What does your ideal post-COVID-19 world look like?

I personally want some technological Kaupapa Māori indigenous futurism where we work smarter not harder for the collective good that values art, fun, sustainability, equality and taking care of earth and each other. Ihumātao was my first irl glimpse of the kind of society/koha economy I can see, it was so chill and efficient!

What are you reading at the moment?

Joy lent me Emily Perkins' first book of short stories, Not Her Real Name.

Are you enjoying it? Why?

Yes because Emily Perkins is iconic.

Which literary character do you most identify with?

There's this character called Heather Wolfe in this novel called Starting Out in the Evening by Brian Morton. She's an ambitious 24-year-old writer doing her masters thesis in New York and she's brilliant, and pretentiously self-conscious about it. She has all these sort of, wonderfully horrifying confessions, like how she always wanted every teacher she ever had to be in love with her and single her out, and that she genuinely believes you can go from pleasure to pleasure in life if you are lucky enough.

Even though I'm not consciously aware of ever having these thoughts myself, every time I read one, I feel a quick hot shame, like I'm being read for filth.
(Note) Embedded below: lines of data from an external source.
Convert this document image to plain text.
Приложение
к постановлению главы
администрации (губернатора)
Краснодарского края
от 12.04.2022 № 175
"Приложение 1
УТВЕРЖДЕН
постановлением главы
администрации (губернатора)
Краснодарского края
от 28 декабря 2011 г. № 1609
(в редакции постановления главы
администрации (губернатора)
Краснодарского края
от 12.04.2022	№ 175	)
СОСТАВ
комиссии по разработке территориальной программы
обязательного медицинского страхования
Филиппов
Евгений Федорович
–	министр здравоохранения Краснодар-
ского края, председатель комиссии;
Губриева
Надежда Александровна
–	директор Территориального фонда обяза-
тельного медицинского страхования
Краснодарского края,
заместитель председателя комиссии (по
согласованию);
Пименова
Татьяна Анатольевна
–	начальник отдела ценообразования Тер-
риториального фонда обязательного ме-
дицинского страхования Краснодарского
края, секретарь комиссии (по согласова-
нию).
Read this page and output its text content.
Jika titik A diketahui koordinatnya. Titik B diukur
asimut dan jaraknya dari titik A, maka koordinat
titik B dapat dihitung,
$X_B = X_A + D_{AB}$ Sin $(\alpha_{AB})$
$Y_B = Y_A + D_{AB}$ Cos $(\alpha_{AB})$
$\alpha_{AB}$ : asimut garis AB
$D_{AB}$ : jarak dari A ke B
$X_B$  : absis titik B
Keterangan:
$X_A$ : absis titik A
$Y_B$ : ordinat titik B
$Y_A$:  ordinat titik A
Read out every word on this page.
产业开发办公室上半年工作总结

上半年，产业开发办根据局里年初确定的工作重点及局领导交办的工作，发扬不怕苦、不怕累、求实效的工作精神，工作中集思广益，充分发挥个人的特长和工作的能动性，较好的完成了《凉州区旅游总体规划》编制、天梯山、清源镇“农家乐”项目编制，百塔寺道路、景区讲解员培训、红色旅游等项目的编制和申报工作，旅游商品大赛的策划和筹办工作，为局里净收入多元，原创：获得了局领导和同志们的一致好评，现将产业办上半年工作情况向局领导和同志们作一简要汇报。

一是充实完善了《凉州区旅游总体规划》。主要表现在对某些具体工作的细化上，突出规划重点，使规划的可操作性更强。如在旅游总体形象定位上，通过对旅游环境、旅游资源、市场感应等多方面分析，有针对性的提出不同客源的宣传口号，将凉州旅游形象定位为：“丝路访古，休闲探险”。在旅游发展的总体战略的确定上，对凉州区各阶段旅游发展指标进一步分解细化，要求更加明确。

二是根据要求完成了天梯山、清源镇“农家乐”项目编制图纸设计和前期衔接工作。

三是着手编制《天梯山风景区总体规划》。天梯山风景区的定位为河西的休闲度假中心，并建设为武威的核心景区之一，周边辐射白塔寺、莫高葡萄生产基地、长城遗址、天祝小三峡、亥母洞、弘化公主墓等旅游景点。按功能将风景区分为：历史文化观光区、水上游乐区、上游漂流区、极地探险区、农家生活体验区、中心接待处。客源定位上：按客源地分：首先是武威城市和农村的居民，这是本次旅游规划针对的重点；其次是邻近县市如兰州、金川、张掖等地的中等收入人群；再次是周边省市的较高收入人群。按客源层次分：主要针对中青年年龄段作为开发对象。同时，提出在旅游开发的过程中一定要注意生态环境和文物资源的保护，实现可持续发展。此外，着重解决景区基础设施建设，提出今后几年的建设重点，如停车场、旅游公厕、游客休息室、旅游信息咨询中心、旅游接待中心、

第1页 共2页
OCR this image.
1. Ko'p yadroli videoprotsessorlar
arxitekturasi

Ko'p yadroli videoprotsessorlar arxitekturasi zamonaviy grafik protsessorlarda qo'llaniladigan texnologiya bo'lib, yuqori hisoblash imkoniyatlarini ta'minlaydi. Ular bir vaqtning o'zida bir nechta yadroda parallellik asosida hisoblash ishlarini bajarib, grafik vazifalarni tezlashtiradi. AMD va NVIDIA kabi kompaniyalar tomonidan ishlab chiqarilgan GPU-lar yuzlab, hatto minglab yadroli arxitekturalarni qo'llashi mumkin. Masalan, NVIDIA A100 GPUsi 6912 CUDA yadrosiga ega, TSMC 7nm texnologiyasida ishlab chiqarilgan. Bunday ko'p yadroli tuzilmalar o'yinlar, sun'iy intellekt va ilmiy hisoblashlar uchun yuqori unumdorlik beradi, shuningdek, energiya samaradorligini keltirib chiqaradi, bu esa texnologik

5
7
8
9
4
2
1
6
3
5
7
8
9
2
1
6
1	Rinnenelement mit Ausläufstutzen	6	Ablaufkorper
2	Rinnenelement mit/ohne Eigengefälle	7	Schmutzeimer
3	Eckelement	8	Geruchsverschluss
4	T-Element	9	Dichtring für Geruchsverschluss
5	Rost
And even though she's Daisy Buchanan-esque, quite careless and monstrous, I admire her. I think we have a kinship.

I'm a humble Māori girl tho.

Hardback or Paperback?


Best thing about working from home?

Mornings are so soulless to me. Now I can pretty much avoid them if I want to and work right into the night with a whiskey, like a real writer.

Hardest part about working from home?

No one sees my outfits.

Black or white coffee?

I don't really drink coffee. I go through periods of drinking coffee for like two weeks, but then I feel like I need to go to rehab.